Tout au long de son histoire, Nantes a régulièrement subi des inondations. Les plus importantes se sont produites en automne et en hiver, comme celles de 1843 et 1872. En février 1904, les éléments naturels se déchaînent de nouveau, et la ville connaît sa première grande inondation du 20e siècle.

Un hiver rigoureux

En ce début de mois de février 1904, l’ouest de la France subit une véritable tempête. Alors que les quais de Roscoff, de Saint-Pol de Léon et de Tréguier sont inondés, Brest essuie un raz-de-marée. Plusieurs bateaux sont brisés et coulés tandis qu’un jeune homme de 17 ans meurt noyé. Un drame similaire est à déplorer à Lorient où les quais du port militaire sont envahis par les eaux, entraînant le décès d’un ouvrier. Selon le journaliste du Phare de la Loire, « l’hiver actuel pourra compter pour les plus mauvais qu’on ait vu depuis dix ans. Les tempêtes n’ont pas cessé de se succéder sur les côtes depuis le mois de décembre ».
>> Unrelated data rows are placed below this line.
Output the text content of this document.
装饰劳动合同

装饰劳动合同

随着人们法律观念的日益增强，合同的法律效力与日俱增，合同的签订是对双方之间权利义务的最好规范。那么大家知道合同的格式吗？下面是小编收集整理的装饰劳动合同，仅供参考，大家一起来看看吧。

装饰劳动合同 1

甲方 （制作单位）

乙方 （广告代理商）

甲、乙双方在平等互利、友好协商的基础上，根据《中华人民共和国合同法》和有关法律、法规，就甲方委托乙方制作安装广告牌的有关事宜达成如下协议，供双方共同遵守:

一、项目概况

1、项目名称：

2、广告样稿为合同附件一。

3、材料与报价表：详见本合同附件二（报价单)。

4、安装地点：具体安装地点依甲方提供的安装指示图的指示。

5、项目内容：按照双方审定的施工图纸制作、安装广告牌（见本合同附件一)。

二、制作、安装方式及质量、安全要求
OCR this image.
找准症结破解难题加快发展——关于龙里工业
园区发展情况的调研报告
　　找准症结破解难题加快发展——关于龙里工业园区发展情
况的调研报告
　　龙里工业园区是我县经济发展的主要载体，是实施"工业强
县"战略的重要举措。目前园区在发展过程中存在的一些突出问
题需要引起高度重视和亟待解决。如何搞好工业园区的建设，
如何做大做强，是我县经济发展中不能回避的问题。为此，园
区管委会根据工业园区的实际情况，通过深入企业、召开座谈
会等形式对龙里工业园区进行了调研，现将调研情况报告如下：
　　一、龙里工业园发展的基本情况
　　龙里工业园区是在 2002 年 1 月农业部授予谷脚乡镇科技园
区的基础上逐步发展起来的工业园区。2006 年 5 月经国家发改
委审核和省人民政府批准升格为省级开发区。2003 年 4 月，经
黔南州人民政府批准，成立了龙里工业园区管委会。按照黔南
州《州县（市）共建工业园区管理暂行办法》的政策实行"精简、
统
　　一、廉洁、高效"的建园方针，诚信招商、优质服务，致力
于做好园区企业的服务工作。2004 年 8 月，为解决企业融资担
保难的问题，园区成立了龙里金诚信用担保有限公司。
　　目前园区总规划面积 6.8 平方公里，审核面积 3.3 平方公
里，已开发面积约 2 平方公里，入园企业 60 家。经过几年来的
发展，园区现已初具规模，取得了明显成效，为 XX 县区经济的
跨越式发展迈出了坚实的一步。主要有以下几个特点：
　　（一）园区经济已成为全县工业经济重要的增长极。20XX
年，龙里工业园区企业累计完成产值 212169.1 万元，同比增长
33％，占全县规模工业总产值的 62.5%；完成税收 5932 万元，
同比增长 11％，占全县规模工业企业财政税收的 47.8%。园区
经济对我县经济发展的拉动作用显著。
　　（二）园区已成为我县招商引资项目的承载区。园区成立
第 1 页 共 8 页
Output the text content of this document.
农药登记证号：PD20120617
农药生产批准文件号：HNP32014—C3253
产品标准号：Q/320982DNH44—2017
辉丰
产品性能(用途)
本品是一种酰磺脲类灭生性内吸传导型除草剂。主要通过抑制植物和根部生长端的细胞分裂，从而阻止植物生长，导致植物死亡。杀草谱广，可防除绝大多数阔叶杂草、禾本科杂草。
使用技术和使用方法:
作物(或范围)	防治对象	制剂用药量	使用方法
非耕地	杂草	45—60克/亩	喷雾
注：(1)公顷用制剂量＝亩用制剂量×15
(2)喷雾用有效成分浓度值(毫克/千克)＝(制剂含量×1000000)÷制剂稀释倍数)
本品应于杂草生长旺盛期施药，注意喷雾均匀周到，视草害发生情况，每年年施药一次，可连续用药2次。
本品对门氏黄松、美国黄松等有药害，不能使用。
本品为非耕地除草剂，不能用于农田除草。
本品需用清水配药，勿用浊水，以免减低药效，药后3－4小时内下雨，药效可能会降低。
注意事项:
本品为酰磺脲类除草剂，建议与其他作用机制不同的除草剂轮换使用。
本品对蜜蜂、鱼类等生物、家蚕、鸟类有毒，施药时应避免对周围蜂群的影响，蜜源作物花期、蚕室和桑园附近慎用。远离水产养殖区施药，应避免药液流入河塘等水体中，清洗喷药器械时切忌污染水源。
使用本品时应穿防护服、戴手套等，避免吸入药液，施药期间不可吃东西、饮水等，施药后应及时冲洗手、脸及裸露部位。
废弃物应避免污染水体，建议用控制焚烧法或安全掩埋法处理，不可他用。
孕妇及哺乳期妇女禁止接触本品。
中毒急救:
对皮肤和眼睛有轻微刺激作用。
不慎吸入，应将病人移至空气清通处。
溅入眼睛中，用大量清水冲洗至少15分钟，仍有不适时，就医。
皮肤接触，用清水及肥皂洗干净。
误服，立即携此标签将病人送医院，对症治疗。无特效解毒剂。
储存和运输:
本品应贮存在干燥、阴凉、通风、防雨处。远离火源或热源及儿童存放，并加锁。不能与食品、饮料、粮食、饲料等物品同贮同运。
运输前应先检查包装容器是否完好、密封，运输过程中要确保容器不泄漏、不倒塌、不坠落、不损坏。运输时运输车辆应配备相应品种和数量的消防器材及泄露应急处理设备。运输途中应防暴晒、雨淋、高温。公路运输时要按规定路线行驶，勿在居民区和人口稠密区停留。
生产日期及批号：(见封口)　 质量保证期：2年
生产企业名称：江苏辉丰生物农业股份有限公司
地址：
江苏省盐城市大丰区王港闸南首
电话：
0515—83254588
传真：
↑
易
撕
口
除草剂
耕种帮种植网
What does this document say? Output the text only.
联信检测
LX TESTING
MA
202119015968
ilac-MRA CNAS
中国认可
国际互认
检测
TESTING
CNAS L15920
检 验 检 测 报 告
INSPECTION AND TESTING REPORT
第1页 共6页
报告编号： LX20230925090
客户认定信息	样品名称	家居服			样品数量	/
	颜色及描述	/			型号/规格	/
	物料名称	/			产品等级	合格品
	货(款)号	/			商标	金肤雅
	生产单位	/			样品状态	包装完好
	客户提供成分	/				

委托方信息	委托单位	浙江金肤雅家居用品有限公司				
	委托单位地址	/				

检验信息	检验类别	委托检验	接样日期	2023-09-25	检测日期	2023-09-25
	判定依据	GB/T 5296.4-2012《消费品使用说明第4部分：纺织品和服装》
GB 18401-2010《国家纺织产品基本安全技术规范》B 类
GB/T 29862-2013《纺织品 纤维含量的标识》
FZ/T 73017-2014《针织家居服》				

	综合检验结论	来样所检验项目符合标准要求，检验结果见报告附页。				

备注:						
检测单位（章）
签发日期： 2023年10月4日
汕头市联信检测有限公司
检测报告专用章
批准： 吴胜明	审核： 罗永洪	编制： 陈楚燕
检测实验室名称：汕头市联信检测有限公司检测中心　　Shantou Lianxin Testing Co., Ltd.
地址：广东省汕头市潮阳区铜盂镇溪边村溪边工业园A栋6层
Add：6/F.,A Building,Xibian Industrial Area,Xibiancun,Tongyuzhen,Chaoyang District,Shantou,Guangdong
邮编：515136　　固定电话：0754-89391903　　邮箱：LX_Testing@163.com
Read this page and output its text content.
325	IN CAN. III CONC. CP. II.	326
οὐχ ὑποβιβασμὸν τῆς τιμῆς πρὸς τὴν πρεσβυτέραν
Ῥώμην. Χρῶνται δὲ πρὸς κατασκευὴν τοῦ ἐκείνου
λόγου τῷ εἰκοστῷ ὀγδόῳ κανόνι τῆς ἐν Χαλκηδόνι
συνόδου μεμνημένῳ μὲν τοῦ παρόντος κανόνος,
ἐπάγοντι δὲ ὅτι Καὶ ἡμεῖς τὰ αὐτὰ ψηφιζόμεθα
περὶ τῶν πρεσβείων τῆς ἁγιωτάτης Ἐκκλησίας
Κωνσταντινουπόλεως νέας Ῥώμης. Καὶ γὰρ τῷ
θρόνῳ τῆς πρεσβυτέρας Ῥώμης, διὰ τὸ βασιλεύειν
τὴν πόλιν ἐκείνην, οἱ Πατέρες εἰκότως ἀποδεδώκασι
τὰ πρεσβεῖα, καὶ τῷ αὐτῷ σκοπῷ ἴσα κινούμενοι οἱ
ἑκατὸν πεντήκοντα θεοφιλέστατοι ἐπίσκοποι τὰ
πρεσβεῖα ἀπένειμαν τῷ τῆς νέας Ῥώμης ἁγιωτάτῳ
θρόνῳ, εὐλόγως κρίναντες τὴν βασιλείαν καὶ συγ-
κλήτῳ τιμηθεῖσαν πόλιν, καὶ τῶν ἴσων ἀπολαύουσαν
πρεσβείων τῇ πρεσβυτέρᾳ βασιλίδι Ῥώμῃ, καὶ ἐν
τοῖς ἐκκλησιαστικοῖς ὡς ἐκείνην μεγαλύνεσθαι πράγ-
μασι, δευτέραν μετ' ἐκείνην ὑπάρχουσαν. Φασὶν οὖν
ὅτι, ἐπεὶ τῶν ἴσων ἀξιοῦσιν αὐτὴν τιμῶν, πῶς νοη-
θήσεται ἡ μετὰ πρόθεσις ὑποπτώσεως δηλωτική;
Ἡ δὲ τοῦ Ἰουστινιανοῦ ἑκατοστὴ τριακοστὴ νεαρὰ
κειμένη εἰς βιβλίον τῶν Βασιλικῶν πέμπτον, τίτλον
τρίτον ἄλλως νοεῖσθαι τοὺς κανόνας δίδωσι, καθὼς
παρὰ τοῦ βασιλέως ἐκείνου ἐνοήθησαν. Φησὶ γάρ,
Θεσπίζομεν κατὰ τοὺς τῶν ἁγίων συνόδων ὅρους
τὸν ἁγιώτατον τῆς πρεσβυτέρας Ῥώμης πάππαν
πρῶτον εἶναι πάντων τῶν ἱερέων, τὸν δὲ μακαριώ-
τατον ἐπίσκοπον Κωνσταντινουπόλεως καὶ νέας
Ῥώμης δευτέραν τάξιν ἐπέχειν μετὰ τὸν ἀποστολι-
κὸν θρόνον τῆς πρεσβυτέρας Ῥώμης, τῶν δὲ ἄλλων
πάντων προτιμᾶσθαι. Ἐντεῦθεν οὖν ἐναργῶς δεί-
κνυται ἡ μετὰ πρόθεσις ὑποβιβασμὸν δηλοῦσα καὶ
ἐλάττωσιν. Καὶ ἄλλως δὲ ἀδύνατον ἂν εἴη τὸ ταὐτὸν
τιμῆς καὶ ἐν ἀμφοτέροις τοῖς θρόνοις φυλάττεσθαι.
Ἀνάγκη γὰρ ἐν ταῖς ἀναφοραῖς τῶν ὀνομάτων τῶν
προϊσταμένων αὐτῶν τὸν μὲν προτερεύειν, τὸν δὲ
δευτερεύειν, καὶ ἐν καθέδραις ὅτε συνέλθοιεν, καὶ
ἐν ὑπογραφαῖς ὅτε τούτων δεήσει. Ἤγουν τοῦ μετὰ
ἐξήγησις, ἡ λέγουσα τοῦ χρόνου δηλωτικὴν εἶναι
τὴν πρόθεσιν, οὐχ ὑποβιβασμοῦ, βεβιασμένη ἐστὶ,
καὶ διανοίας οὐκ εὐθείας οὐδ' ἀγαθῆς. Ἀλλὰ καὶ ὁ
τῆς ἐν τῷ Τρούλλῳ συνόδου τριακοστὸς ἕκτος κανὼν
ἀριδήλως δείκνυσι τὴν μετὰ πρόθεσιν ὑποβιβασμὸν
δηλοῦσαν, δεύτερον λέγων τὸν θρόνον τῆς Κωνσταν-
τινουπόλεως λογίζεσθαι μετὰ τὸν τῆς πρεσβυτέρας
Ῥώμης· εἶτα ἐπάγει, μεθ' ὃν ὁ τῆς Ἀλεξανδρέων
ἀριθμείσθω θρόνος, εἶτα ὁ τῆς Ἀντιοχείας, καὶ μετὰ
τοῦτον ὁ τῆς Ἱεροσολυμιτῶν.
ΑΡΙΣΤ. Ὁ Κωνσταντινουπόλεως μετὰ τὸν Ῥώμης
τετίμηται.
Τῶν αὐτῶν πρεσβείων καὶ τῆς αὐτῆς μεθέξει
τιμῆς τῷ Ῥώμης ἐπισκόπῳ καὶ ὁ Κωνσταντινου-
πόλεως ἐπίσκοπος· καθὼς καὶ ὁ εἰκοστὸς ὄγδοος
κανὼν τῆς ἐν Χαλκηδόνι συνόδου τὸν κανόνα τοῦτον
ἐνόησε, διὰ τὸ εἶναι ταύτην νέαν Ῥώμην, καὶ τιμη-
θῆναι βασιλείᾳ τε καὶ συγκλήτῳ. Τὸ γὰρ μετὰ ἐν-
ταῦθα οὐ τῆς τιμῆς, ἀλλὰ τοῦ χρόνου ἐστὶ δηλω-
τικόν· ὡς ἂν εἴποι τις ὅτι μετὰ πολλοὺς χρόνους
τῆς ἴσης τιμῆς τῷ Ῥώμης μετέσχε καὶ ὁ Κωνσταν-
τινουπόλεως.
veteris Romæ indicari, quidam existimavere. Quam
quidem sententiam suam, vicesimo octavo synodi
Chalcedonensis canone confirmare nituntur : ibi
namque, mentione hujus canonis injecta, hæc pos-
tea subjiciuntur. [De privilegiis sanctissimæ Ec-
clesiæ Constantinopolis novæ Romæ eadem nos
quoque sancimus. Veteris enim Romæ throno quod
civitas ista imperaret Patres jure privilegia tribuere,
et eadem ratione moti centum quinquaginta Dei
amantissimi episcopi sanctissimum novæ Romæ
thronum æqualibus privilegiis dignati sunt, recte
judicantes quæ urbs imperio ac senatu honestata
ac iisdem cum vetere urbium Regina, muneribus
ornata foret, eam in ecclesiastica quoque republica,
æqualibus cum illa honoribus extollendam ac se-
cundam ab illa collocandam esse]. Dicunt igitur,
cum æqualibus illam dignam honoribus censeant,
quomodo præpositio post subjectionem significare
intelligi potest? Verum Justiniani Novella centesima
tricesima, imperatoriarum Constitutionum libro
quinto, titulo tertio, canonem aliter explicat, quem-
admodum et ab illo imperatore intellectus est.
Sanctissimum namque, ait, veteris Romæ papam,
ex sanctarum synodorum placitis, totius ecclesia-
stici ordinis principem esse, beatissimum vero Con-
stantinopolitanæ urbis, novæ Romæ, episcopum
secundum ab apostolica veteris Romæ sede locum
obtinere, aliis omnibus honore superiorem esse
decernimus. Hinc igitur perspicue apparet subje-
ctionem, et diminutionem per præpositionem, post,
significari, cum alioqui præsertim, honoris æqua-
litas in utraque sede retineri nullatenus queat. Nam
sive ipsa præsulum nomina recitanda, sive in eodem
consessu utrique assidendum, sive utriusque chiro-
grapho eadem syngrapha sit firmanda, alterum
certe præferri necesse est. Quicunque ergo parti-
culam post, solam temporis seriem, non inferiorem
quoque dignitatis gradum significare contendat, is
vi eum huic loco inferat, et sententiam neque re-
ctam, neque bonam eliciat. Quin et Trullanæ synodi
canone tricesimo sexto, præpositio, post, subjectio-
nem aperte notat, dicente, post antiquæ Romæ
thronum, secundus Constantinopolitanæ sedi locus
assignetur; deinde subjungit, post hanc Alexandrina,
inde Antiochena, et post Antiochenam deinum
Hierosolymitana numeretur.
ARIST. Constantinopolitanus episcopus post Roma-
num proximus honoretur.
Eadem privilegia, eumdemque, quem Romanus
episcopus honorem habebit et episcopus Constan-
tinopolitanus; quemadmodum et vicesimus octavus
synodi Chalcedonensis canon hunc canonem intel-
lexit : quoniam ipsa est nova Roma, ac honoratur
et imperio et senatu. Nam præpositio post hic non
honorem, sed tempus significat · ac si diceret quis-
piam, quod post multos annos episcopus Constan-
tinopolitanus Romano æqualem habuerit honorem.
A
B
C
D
Progressivement, la tempête se rapproche de Nantes. À Guérande, la foudre tombe sur le clocher de l’église. À Saint-Nazaire, à cause de l’orage, les cours du Collège ont été suspendus. Dans l’après-midi du 9 février, un violent ouragan s’abat sur Nantes. Ce sont d’abord des averses torrentielles accompagnées de coups de tonnerre puis de véritables bourrasques de vent. Vers 4 heures, une gabare, amarrée en face de la gare maritime, sombre en Loire ; la cheminée de l’hôtel du Cheval Blanc s’effondre, une autre s’écroule rue Lekain. Sur les quais de la Fosse, une guérite de douanier est renversée par le vent. Le lendemain, deux nouvelles cheminées tombent sur la voie publique, place Royale et rue La Pérouse.

Enfin, la crue de la Loire est annoncée pour le 11. Selon les prévisions, le maximum présumé est estimé à 4 mètres à Ancenis. Mais dès le lendemain, la presse annonce pour Ancenis une cote de 5 mètres prévue pour le 15 février, puis 5,55 mètres. On attend 4,50 mètres au pont de la Bourse à Nantes. Les premières inondations sont annoncées le 15 : « Les habitants des rues de la Loire et de la prairie d’Amont sont bloqués dans leurs maisons, l’eau ayant envahi la chaussée. D’après les prévisions du service de la Loire, la crue actuelle va atteindre, sinon dépasser, celle de 1897 ».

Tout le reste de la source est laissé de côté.